Мои четыре тетки, дочери деда от первого брака, выросли именно в этой традиции. Подходящих женихов-кузенов им не нашлось, и пришлось им скучать в своей обширной и комфортной пурда в Хайдарабаде. В семье они пользовались авторитетом и уважением. Все понимали их положение, понимали, почему они остались незамужними. Не зная иной жизни, они казались вполне довольными жизнью. «Лица их не бороздят морщины озабоченности», — изрекала мать, вернувшись от них.
Скучной их жизнь казалась мне, но не им самим. Они выучились арабскому, читали Священный Коран, надзирали за кухней, мариновали овощи и колдовали над сластями, шили и вязали, гуляли в обширном своем саду. Иной раз торговцы оставляли у их дверей рулоны тканей или иные товары, давая возможность выбрать. Они принадлежали к старому поколению, я — к новому.

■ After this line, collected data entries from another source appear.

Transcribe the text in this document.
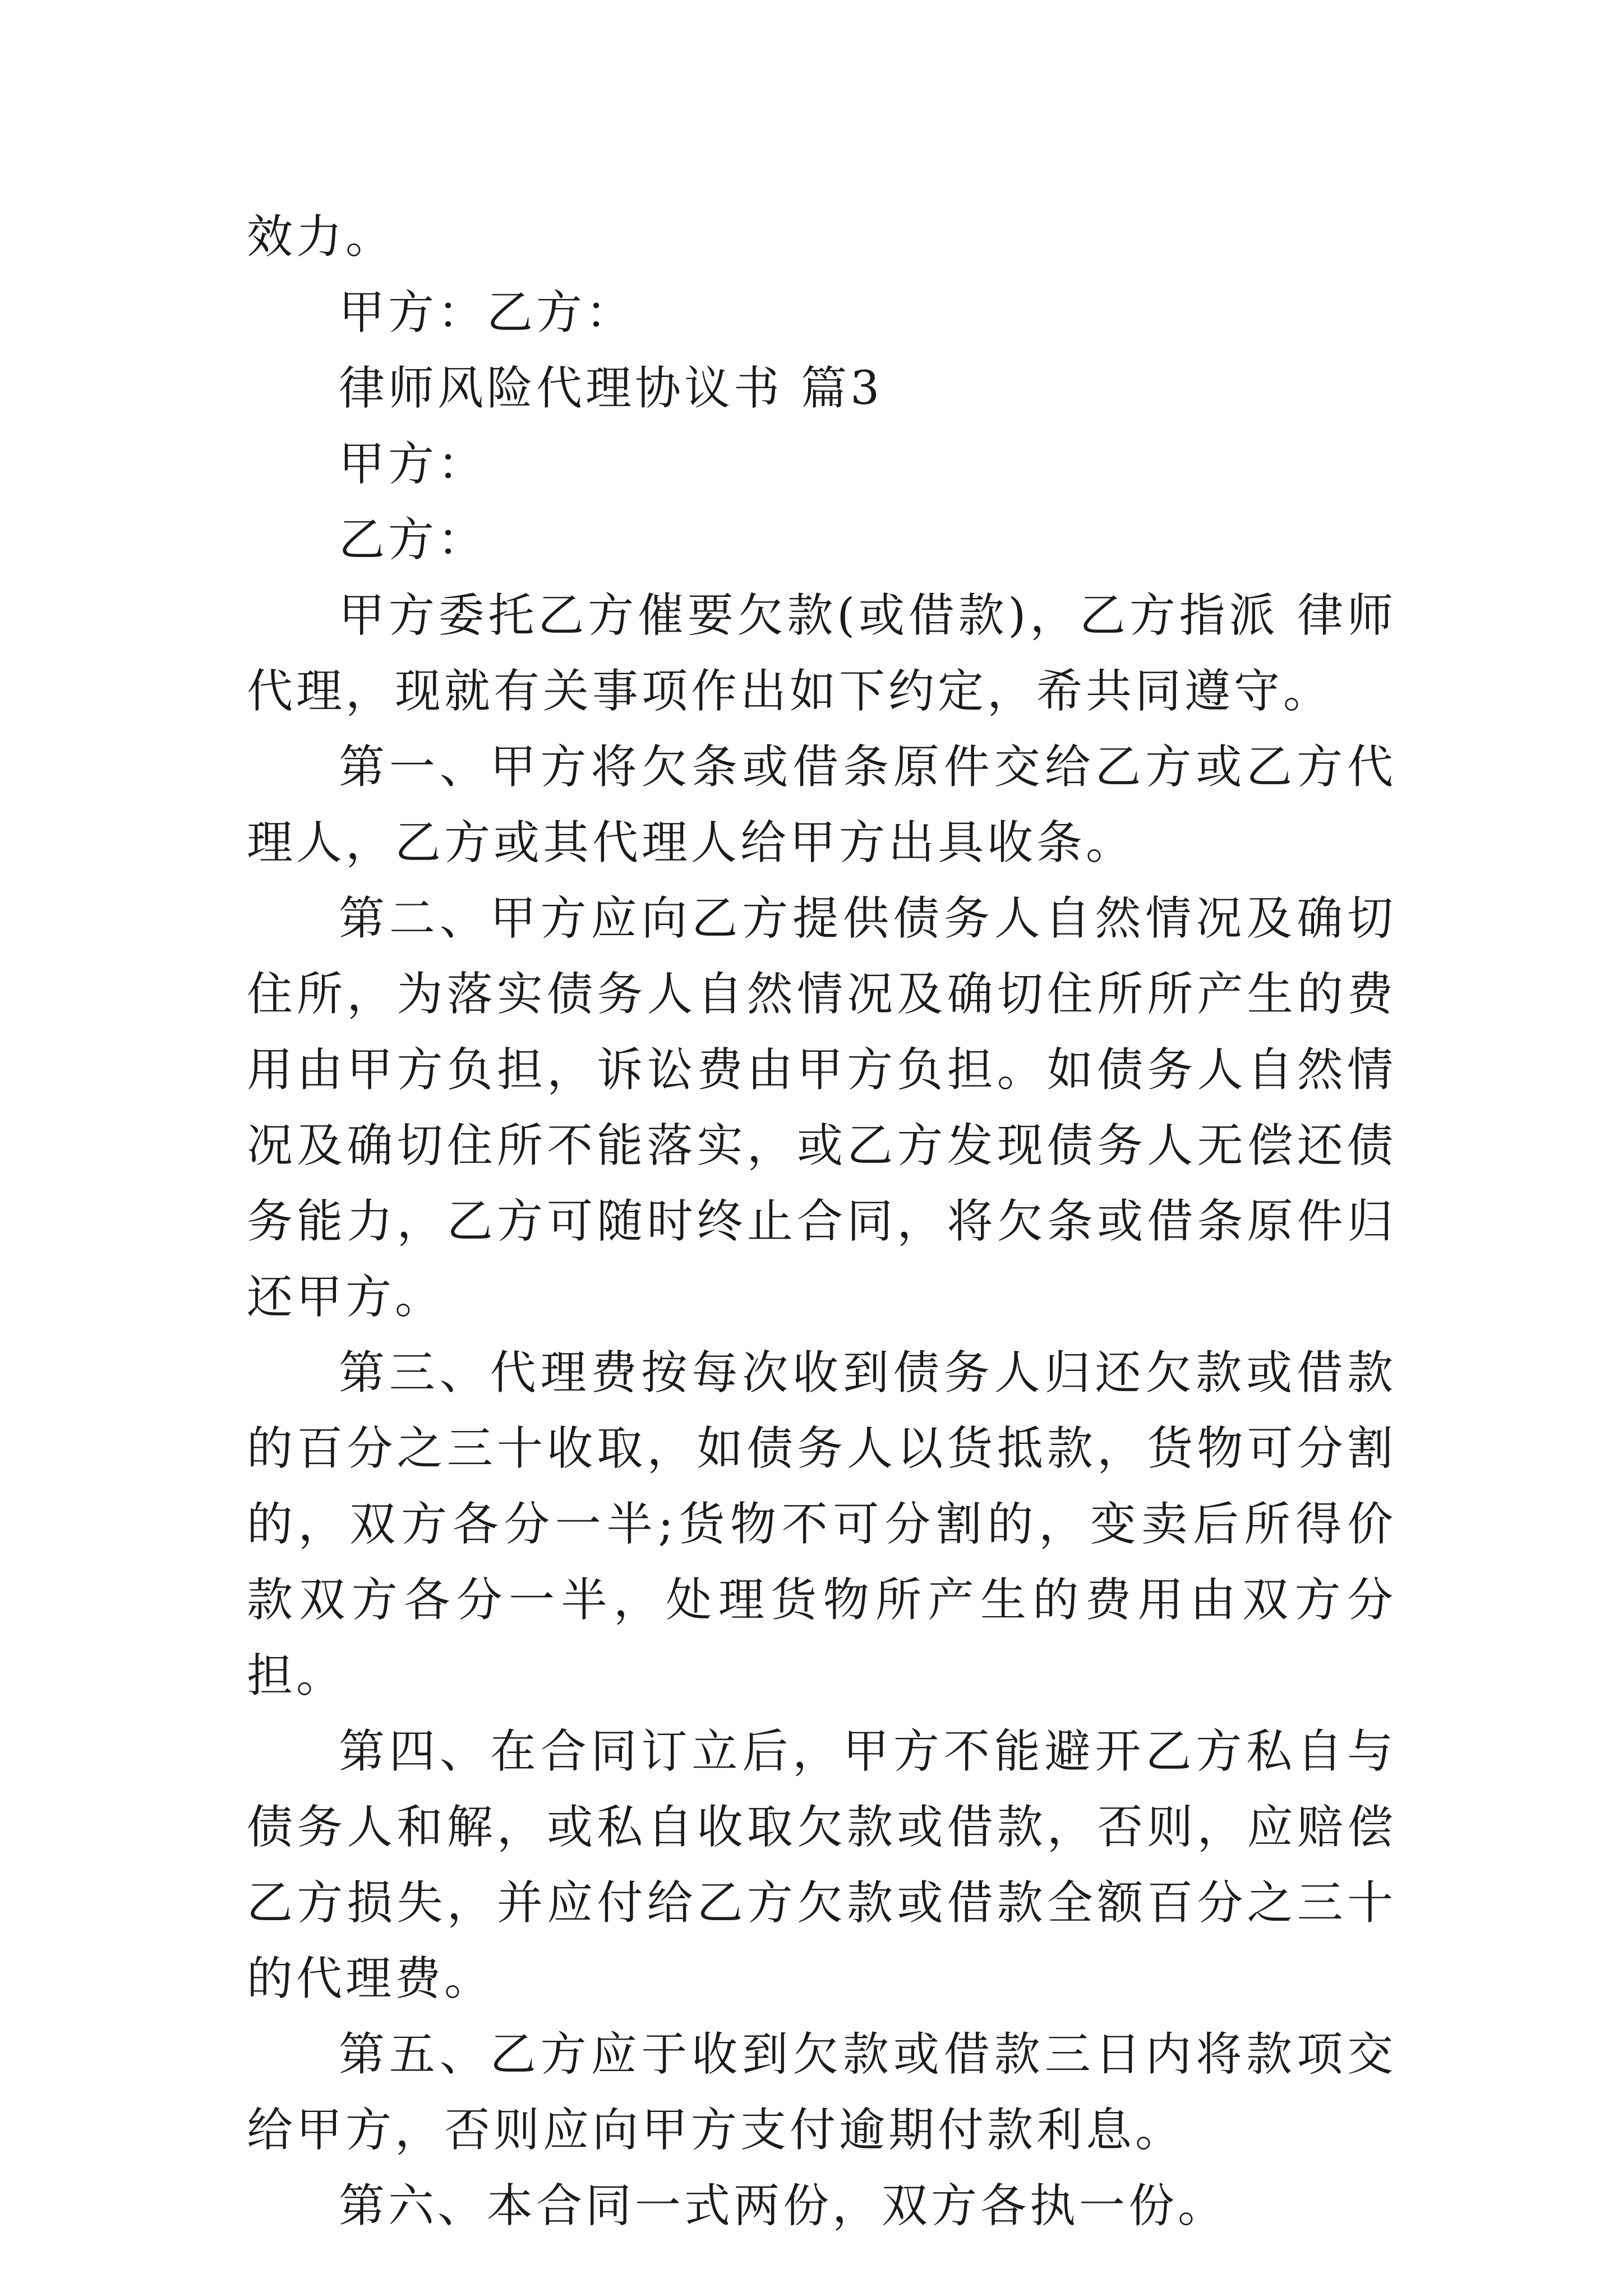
效力。

甲方：乙方：

律师风险代理协议书 篇3

甲方：

乙方：

甲方委托乙方催要欠款(或借款)，乙方指派 律师代理，现就有关事项作出如下约定，希共同遵守。

第一、甲方将欠条或借条原件交给乙方或乙方代理人，乙方或其代理人给甲方出具收条。

第二、甲方应向乙方提供债务人自然情况及确切住所，为落实债务人自然情况及确切住所所产生的费用由甲方负担，诉讼费由甲方负担。如债务人自然情况及确切住所不能落实，或乙方发现债务人无偿还债务能力，乙方可随时终止合同，将欠条或借条原件归还甲方。

第三、代理费按每次收到债务人归还欠款或借款的百分之三十收取，如债务人以货抵款，货物可分割的，双方各分一半;货物不可分割的，变卖后所得价款双方各分一半，处理货物所产生的费用由双方分担。

第四、在合同订立后，甲方不能避开乙方私自与债务人和解，或私自收取欠款或借款，否则，应赔偿乙方损失，并应付给乙方欠款或借款全额百分之三十的代理费。

第五、乙方应于收到欠款或借款三日内将款项交给甲方，否则应向甲方支付逾期付款利息。

第六、本合同一式两份，双方各执一份。
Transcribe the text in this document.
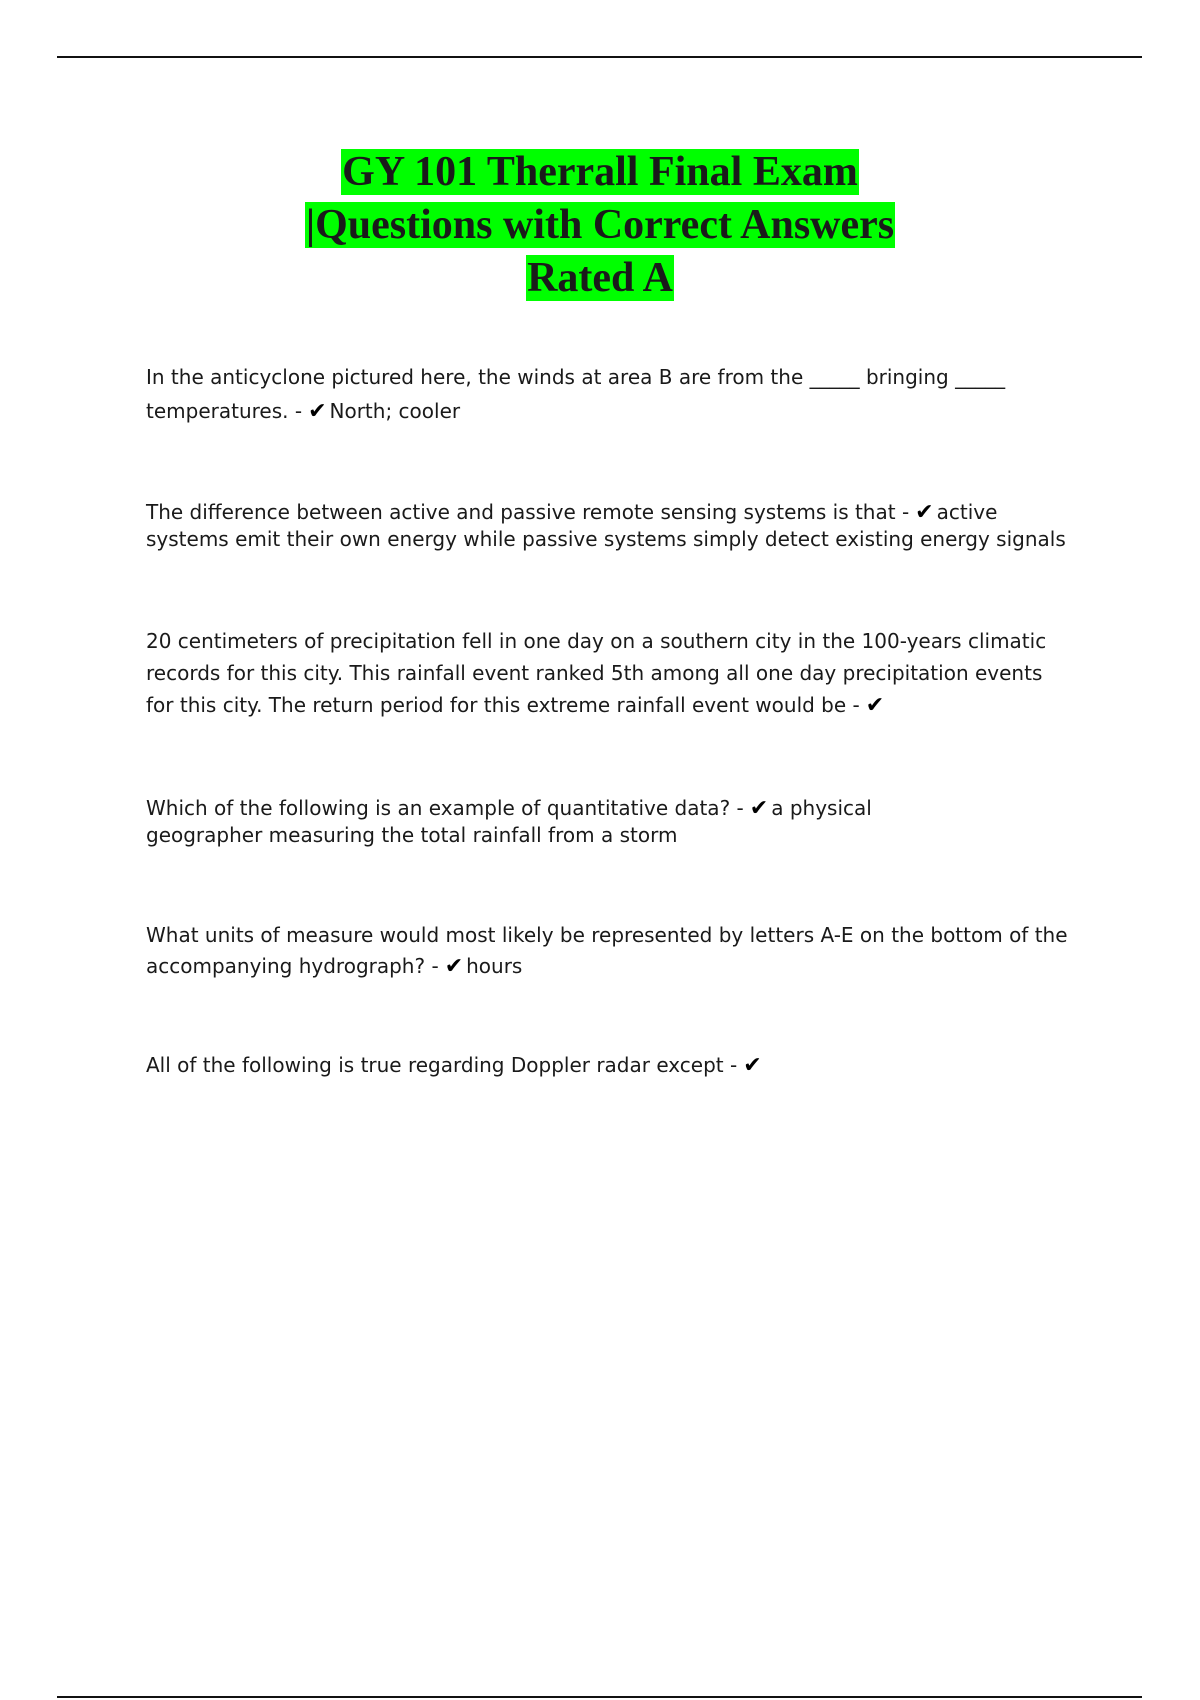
GY 101 Therrall Final Exam
|Questions with Correct Answers
Rated A
In the anticyclone pictured here, the winds at area B are from the _____ bringing _____
temperatures. - ✔ North; cooler
The difference between active and passive remote sensing systems is that - ✔ active
systems emit their own energy while passive systems simply detect existing energy signals
20 centimeters of precipitation fell in one day on a southern city in the 100-years climatic
records for this city. This rainfall event ranked 5th among all one day precipitation events
for this city. The return period for this extreme rainfall event would be - ✔
Which of the following is an example of quantitative data? - ✔ a physical
geographer measuring the total rainfall from a storm
What units of measure would most likely be represented by letters A-E on the bottom of the
accompanying hydrograph? - ✔ hours
All of the following is true regarding Doppler radar except - ✔
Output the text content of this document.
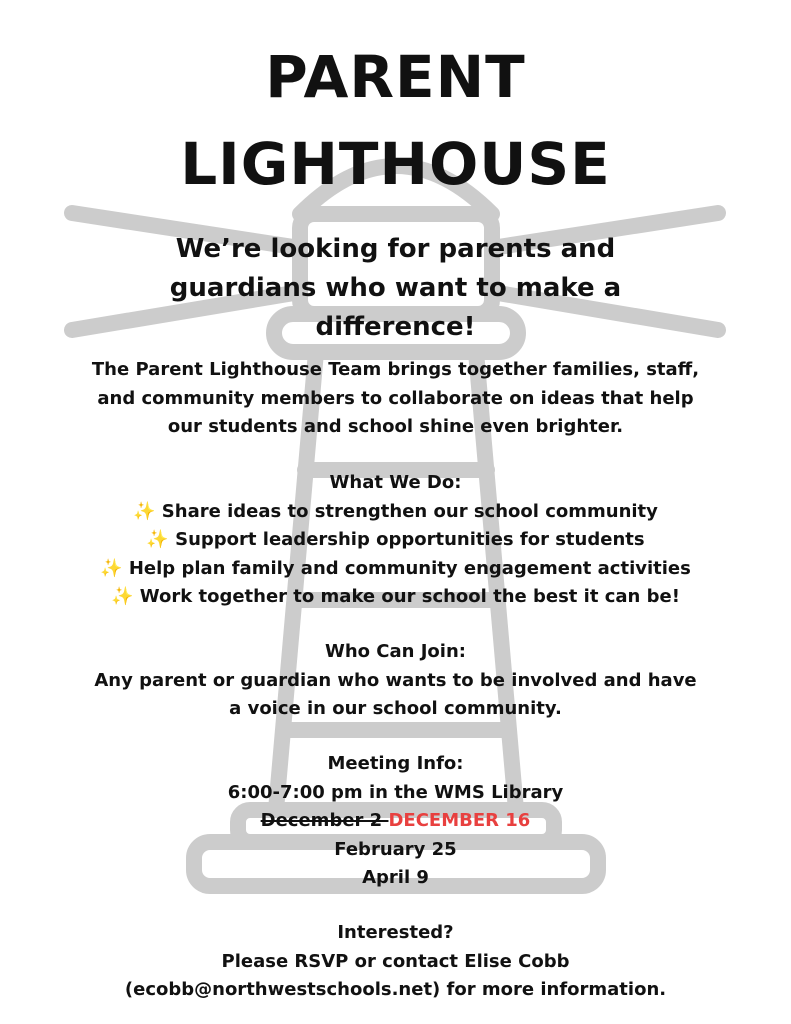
PARENT
LIGHTHOUSE
We’re looking for parents and
guardians who want to make a
difference!
The Parent Lighthouse Team brings together families, staff,
and community members to collaborate on ideas that help
our students and school shine even brighter.
What We Do:
✨ Share ideas to strengthen our school community
✨ Support leadership opportunities for students
✨ Help plan family and community engagement activities
✨ Work together to make our school the best it can be!
Who Can Join:
Any parent or guardian who wants to be involved and have
a voice in our school community.
Meeting Info:
6:00-7:00 pm in the WMS Library
December 2 DECEMBER 16
February 25
April 9
Interested?
Please RSVP or contact Elise Cobb
(ecobb@northwestschools.net) for more information.
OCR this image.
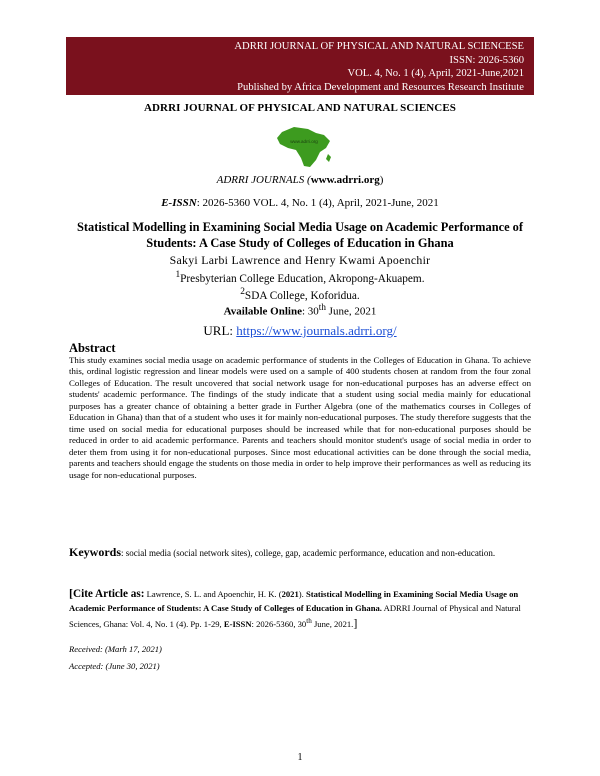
ADRRI JOURNAL OF PHYSICAL AND NATURAL SCIENCESE
ISSN: 2026-5360
VOL. 4, No. 1 (4), April, 2021-June,2021
Published by Africa Development and Resources Research Institute
ADRRI JOURNAL OF PHYSICAL AND NATURAL SCIENCES
www.adrri.org
ADRRI JOURNALS (www.adrri.org)
E-ISSN: 2026-5360 VOL. 4, No. 1 (4), April, 2021-June, 2021
Statistical Modelling in Examining Social Media Usage on Academic Performance of Students: A Case Study of Colleges of Education in Ghana
Sakyi Larbi Lawrence and Henry Kwami Apoenchir
$^1$Presbyterian College Education, Akropong-Akuapem.
$^2$SDA College, Koforidua.
Available Online: 30th June, 2021
URL: https://www.journals.adrri.org/
Abstract
This study examines social media usage on academic performance of students in the Colleges of Education in Ghana. To achieve this, ordinal logistic regression and linear models were used on a sample of 400 students chosen at random from the four zonal Colleges of Education. The result uncovered that social network usage for non-educational purposes has an adverse effect on students' academic performance. The findings of the study indicate that a student using social media mainly for educational purposes has a greater chance of obtaining a better grade in Further Algebra (one of the mathematics courses in Colleges of Education in Ghana) than that of a student who uses it for mainly non-educational purposes. The study therefore suggests that the time used on social media for educational purposes should be increased while that for non-educational purposes should be reduced in order to aid academic performance. Parents and teachers should monitor student's usage of social media in order to deter them from using it for non-educational purposes. Since most educational activities can be done through the social media, parents and teachers should engage the students on those media in order to help improve their performances as well as reducing its usage for non-educational purposes.
Keywords: social media (social network sites), college, gap, academic performance, education and non-education.
[Cite Article as: Lawrence, S. L. and Apoenchir, H. K. (2021). Statistical Modelling in Examining Social Media Usage on Academic Performance of Students: A Case Study of Colleges of Education in Ghana. ADRRI Journal of Physical and Natural Sciences, Ghana: Vol. 4, No. 1 (4). Pp. 1-29, E-ISSN: 2026-5360, 30th June, 2021.]
Received: (Marh 17, 2021)
Accepted: (June 30, 2021)
1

Вечерами ко мне в Аль-Муртазу приезжали гости, посетители, делегации студентов; привозили вести от томящихся в застенках и от избежавших ареста, сообщения о сопротивлении режиму. Составлялись списки, кого посетить, кого утешить, кого поддержать. Под моим наблюдением соорудили шамиану над могилой отца, чтобы затенить ее. Я занималась и домом, по просьбе матери заменила старые окна с деревянными ставнями на стеклянные. «Прохлада — хорошо, но видеть — лучше, — сказала мать, памятуя о частых отключениях электричества во время нашего вынужденного затворничества в Аль-Муртазе. — Кто знает, когда нас снова там запрут. Лучше подготовиться заранее».
Столкнулась я и еще с одной восточной традицией. Единственная Бхутто в округе, я сразу стала своего рода «старейшиной», и окрестные селяне потянулись ко мне решать свои давние тяжбы и проблемы. Отголоски старых времен, когда глава племени решал все наиболее важные внутриплеменные проблемы, еще звучат в головах этих людей. В сельских местностях фактически еще существуют старые племена и, соответственно, племенное правосудие. И хотя я вовсе не глава трибы Бхутто, народ потянулся ко мне. Юстиция в Пакистане всегда где-то за тридевять земель, она слишком неповоротлива, медлительна, слишком дорога и считается коррумпированной. Полиция слывет охочей схватить кого попало фактически за выкуп, чтобы только денег побольше получить. Вот народ и склоняется в пользу фейслы, суждения своего хозяина. Однако, проведя восемь лет на Западе, я обнаружила, что не слишком хорошо подготовлена к решению специфических местных проблем.